# We Slayed The Snapper & Mingo!! Best bait for Mingo?!



## KvartekMedia (Jul 28, 2017)

VIDEO: https://youtu.be/kWEbKkQuciQ

What’s going on folks, did an offshore trip Saturday to get on some red snapper while they are still in season. Had no problem getting our 6 man limit of 12 within an hour & a half. Dead cigs worked fine. Switched up baits halfway through to squid & then we started to LOAD up on mingos. These guys were everywhere. We even downsized our hooks & that seem to have helped us catch more as well, but I think it’s safe to say that squid is the A1 bait of choice for Mingo.

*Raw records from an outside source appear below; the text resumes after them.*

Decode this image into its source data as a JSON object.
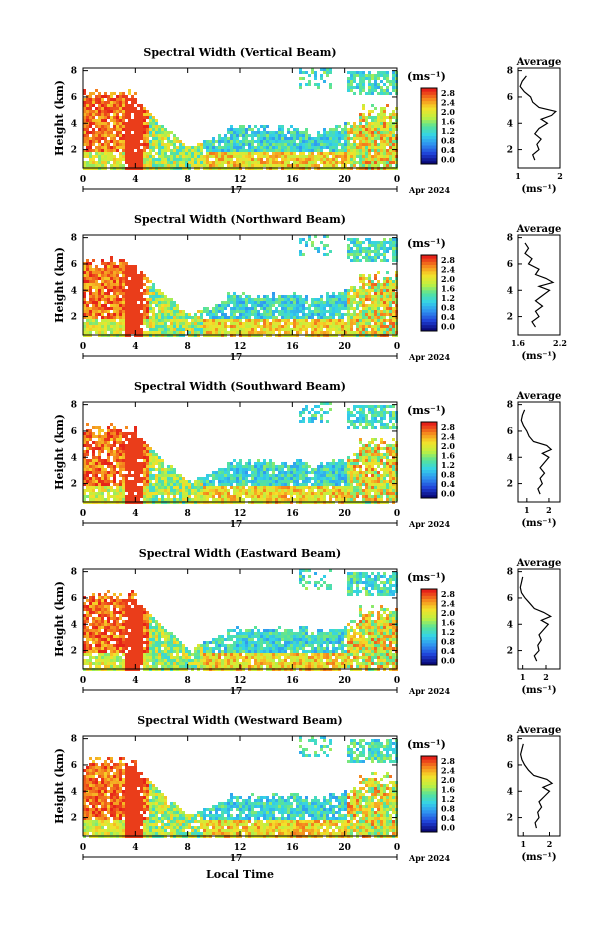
{
  "figure": {
    "xlabel": "Local Time",
    "date_label": "17",
    "date_right": "Apr 2024",
    "colorbar_unit": "(ms⁻¹)",
    "avg_title": "Average",
    "avg_unit": "(ms⁻¹)",
    "ylabel": "Height (km)"
  },
  "chart_data": [
    {
      "type": "heatmap",
      "title": "Spectral Width (Vertical Beam)",
      "ylabel": "Height (km)",
      "x_ticks": [
        "0",
        "4",
        "8",
        "12",
        "16",
        "20",
        "0"
      ],
      "y_ticks": [
        "2",
        "4",
        "6",
        "8"
      ],
      "xlim": [
        0,
        24
      ],
      "ylim": [
        0.6,
        8.2
      ],
      "colorbar": {
        "ticks": [
          "0.0",
          "0.4",
          "0.8",
          "1.2",
          "1.6",
          "2.0",
          "2.4",
          "2.8"
        ],
        "range": [
          0,
          3.0
        ]
      },
      "average": {
        "x_ticks": [
          "1",
          "2"
        ],
        "xlim": [
          1,
          2
        ],
        "y_ticks": [
          "2",
          "4",
          "6",
          "8"
        ],
        "profile": [
          [
            1.4,
            1.2
          ],
          [
            1.35,
            1.6
          ],
          [
            1.5,
            2.0
          ],
          [
            1.45,
            2.4
          ],
          [
            1.55,
            2.8
          ],
          [
            1.4,
            3.2
          ],
          [
            1.5,
            3.6
          ],
          [
            1.7,
            4.0
          ],
          [
            1.55,
            4.3
          ],
          [
            1.8,
            4.6
          ],
          [
            1.9,
            4.9
          ],
          [
            1.5,
            5.2
          ],
          [
            1.35,
            5.6
          ],
          [
            1.3,
            6.0
          ],
          [
            1.15,
            6.4
          ],
          [
            1.05,
            6.8
          ],
          [
            1.1,
            7.2
          ],
          [
            1.2,
            7.6
          ]
        ]
      }
    },
    {
      "type": "heatmap",
      "title": "Spectral Width (Northward Beam)",
      "ylabel": "Height (km)",
      "x_ticks": [
        "0",
        "4",
        "8",
        "12",
        "16",
        "20",
        "0"
      ],
      "y_ticks": [
        "2",
        "4",
        "6",
        "8"
      ],
      "xlim": [
        0,
        24
      ],
      "ylim": [
        0.6,
        8.2
      ],
      "colorbar": {
        "ticks": [
          "0.0",
          "0.4",
          "0.8",
          "1.2",
          "1.6",
          "2.0",
          "2.4",
          "2.8"
        ],
        "range": [
          0,
          3.0
        ]
      },
      "average": {
        "x_ticks": [
          "1.6",
          "2.2"
        ],
        "xlim": [
          1.6,
          2.2
        ],
        "y_ticks": [
          "2",
          "4",
          "6",
          "8"
        ],
        "profile": [
          [
            1.85,
            1.2
          ],
          [
            1.8,
            1.6
          ],
          [
            1.9,
            2.0
          ],
          [
            1.85,
            2.4
          ],
          [
            1.95,
            2.8
          ],
          [
            1.85,
            3.2
          ],
          [
            1.95,
            3.6
          ],
          [
            2.05,
            4.0
          ],
          [
            1.9,
            4.3
          ],
          [
            2.1,
            4.6
          ],
          [
            2.0,
            4.9
          ],
          [
            1.85,
            5.2
          ],
          [
            1.9,
            5.6
          ],
          [
            1.75,
            6.0
          ],
          [
            1.8,
            6.4
          ],
          [
            1.7,
            6.8
          ],
          [
            1.75,
            7.2
          ],
          [
            1.7,
            7.6
          ]
        ]
      }
    },
    {
      "type": "heatmap",
      "title": "Spectral Width (Southward Beam)",
      "ylabel": "Height (km)",
      "x_ticks": [
        "0",
        "4",
        "8",
        "12",
        "16",
        "20",
        "0"
      ],
      "y_ticks": [
        "2",
        "4",
        "6",
        "8"
      ],
      "xlim": [
        0,
        24
      ],
      "ylim": [
        0.6,
        8.2
      ],
      "colorbar": {
        "ticks": [
          "0.0",
          "0.4",
          "0.8",
          "1.2",
          "1.6",
          "2.0",
          "2.4",
          "2.8"
        ],
        "range": [
          0,
          3.0
        ]
      },
      "average": {
        "x_ticks": [
          "1",
          "2"
        ],
        "xlim": [
          0.6,
          2.5
        ],
        "y_ticks": [
          "2",
          "4",
          "6",
          "8"
        ],
        "profile": [
          [
            1.6,
            1.2
          ],
          [
            1.5,
            1.6
          ],
          [
            1.7,
            2.0
          ],
          [
            1.6,
            2.4
          ],
          [
            1.8,
            2.8
          ],
          [
            1.6,
            3.2
          ],
          [
            1.8,
            3.6
          ],
          [
            2.0,
            4.0
          ],
          [
            1.7,
            4.3
          ],
          [
            2.1,
            4.6
          ],
          [
            1.9,
            4.9
          ],
          [
            1.3,
            5.2
          ],
          [
            1.1,
            5.6
          ],
          [
            1.0,
            6.0
          ],
          [
            0.85,
            6.4
          ],
          [
            0.75,
            6.8
          ],
          [
            0.8,
            7.2
          ],
          [
            0.9,
            7.6
          ]
        ]
      }
    },
    {
      "type": "heatmap",
      "title": "Spectral Width (Eastward Beam)",
      "ylabel": "Height (km)",
      "x_ticks": [
        "0",
        "4",
        "8",
        "12",
        "16",
        "20",
        "0"
      ],
      "y_ticks": [
        "2",
        "4",
        "6",
        "8"
      ],
      "xlim": [
        0,
        24
      ],
      "ylim": [
        0.6,
        8.2
      ],
      "colorbar": {
        "ticks": [
          "0.0",
          "0.4",
          "0.8",
          "1.2",
          "1.6",
          "2.0",
          "2.4",
          "2.8"
        ],
        "range": [
          0,
          3.0
        ]
      },
      "average": {
        "x_ticks": [
          "1",
          "2"
        ],
        "xlim": [
          0.8,
          2.6
        ],
        "y_ticks": [
          "2",
          "4",
          "6",
          "8"
        ],
        "profile": [
          [
            1.6,
            1.2
          ],
          [
            1.5,
            1.6
          ],
          [
            1.7,
            2.0
          ],
          [
            1.65,
            2.4
          ],
          [
            1.8,
            2.8
          ],
          [
            1.7,
            3.2
          ],
          [
            1.9,
            3.6
          ],
          [
            2.1,
            4.0
          ],
          [
            1.8,
            4.3
          ],
          [
            2.2,
            4.6
          ],
          [
            1.9,
            4.9
          ],
          [
            1.5,
            5.2
          ],
          [
            1.3,
            5.6
          ],
          [
            1.1,
            6.0
          ],
          [
            0.95,
            6.4
          ],
          [
            0.9,
            6.8
          ],
          [
            0.95,
            7.2
          ],
          [
            1.0,
            7.6
          ]
        ]
      }
    },
    {
      "type": "heatmap",
      "title": "Spectral Width (Westward Beam)",
      "ylabel": "Height (km)",
      "x_ticks": [
        "0",
        "4",
        "8",
        "12",
        "16",
        "20",
        "0"
      ],
      "y_ticks": [
        "2",
        "4",
        "6",
        "8"
      ],
      "xlim": [
        0,
        24
      ],
      "ylim": [
        0.6,
        8.2
      ],
      "colorbar": {
        "ticks": [
          "0.0",
          "0.4",
          "0.8",
          "1.2",
          "1.6",
          "2.0",
          "2.4",
          "2.8"
        ],
        "range": [
          0,
          3.0
        ]
      },
      "average": {
        "x_ticks": [
          "1",
          "2"
        ],
        "xlim": [
          0.8,
          2.4
        ],
        "y_ticks": [
          "2",
          "4",
          "6",
          "8"
        ],
        "profile": [
          [
            1.5,
            1.2
          ],
          [
            1.45,
            1.6
          ],
          [
            1.6,
            2.0
          ],
          [
            1.55,
            2.4
          ],
          [
            1.7,
            2.8
          ],
          [
            1.6,
            3.2
          ],
          [
            1.8,
            3.6
          ],
          [
            2.0,
            4.0
          ],
          [
            1.75,
            4.3
          ],
          [
            2.1,
            4.6
          ],
          [
            1.9,
            4.9
          ],
          [
            1.4,
            5.2
          ],
          [
            1.2,
            5.6
          ],
          [
            1.05,
            6.0
          ],
          [
            0.95,
            6.4
          ],
          [
            0.9,
            6.8
          ],
          [
            0.95,
            7.2
          ],
          [
            1.0,
            7.6
          ]
        ]
      }
    }
  ]
}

We had a hell of a trip out there, finally was able to get out there with the boys & my father. Check out the video if you guys want, I’ll leave it up above! Other than that, tight lines & good fishing to you all!


----------



## JD7.62 (Feb 13, 2008)

Mingo bite has been great this year. Ive been killing them on public spots in state waters. Only issue is having to clean 30, 40, 50+ fish all by myself before my next group arrives for a charter!


----------



## Catchemall (May 8, 2018)

We've been whacking em, some really nice ones too. Squid is great, you can catch several on one bait a lot of times. I tried some conch last week and it's even tougher. Bonito belly is also top notch.


----------



## Beachbum420 (Apr 19, 2018)

Squid and fillet northern mackerels and cut it into strips or use both at the same time!


----------



## KvartekMedia (Jul 28, 2017)

Dang, next time I catch a Bonita I’ll try it man. Thanks for the info!


----------



## zodiac470 (Oct 2, 2007)

How strong was the current down deep?


----------



## KvartekMedia (Jul 28, 2017)

It was ripping on this day


----------



## hjorgan (Sep 30, 2007)

We use bonito chunks. Free-ish bait, plus the wife has a weird squid allergy? Makes her fingers break out. Must be the ink.


----------



## WeathermanTN (Oct 3, 2014)

Bonito are my best bait. Learned it from Peace Marvel at Venice years ago, and they have been my favorite bait ever since. They are the bloodiest fish in the sea, but freeze pretty well. Even triggerfish have trouble stripping bonito off the hook!


----------